SFEBES2008 Poster Presentations Bone (18 abstracts)
1Institute of Biomedical Engineering, National Yang-Ming University, Taipei, Taiwan, Peoples Republic of China; 2Division of Medical Engineering Research, National Health Research Institutes, Miaoli, Taiwan, Peoples Republic of China.
Estrogen plays an important role on bone metabolism. However, the lacking of estrogen is proven a high risk to induce OP in post menopause women associated with bone metabolism problems. Furthermore, bone metabolism is strongly correlated with mechanical forces.

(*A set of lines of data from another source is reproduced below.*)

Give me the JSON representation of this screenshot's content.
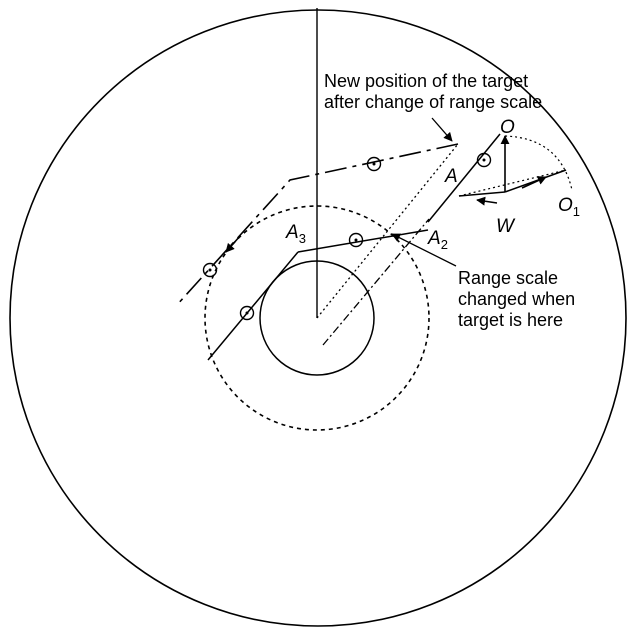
{
  "figure": {
    "annotations": {
      "new_position_line1": "New position of the target",
      "new_position_line2": "after change of range scale",
      "range_scale_line1": "Range scale",
      "range_scale_line2": "changed when",
      "range_scale_line3": "target is here"
    },
    "points": {
      "O": "O",
      "O1": "O",
      "O1_sub": "1",
      "A": "A",
      "W": "W",
      "A2": "A",
      "A2_sub": "2",
      "A3": "A",
      "A3_sub": "3"
    }
  },
  "colors": {
    "ink": "#000000",
    "background": "#ffffff"
  }
}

It is proposed that mechanical forces, such as fluid shear stress and stretch, can modulate the function of bone cells. The OP patients bone seems lose this major function about functional adaptation and bone strength reduced. So, our study is to investigate whether estrogen affects the mechanical sensitivity of osteoblasts. First, we keep MG63 (osteoblasts-like cells) in estrogen-less condition. The applied shear stress (12 dyne/cm2) induces transient phosphorylations of extracellular signal-regulated kinase (ERK) and p38 which reaches peak at 30 min. It also induces transient expressions of cyclooxygenase-2 (Cox-2) and c-fos in 2 h. We pretreat estrogen 6 h ago and then apply shear stress for 30 and 60 min. The results reveal that estrogen enhances the expression of phosphoryaltion of ERK and p38. Meanwhile, estrogen enhances the gene expression including cox-2 and c-fos. According our results, it shows estrogen augments the shear stress -induced signaling and gene expression in MG63 cells. We also find treated estrogen 6 h can significantly increase expression of beta-1 integrins which act as mechanoreceptor. The phosphorylation of MAPK pathway and gene expression induced by flow or combining estrogen and flow are totally blocked by transfection of integrin beta-1 si-RNA. According our results, estrogen plays an important role in mechanical sensitivity of osteoblasts. Estrogen increases the number of mechanoreceptor, like integrin beta-1, and raises mechanical sensitivity of cell. It might explain why OP patients associate with bone mass losing and no functional adaptation of their bone.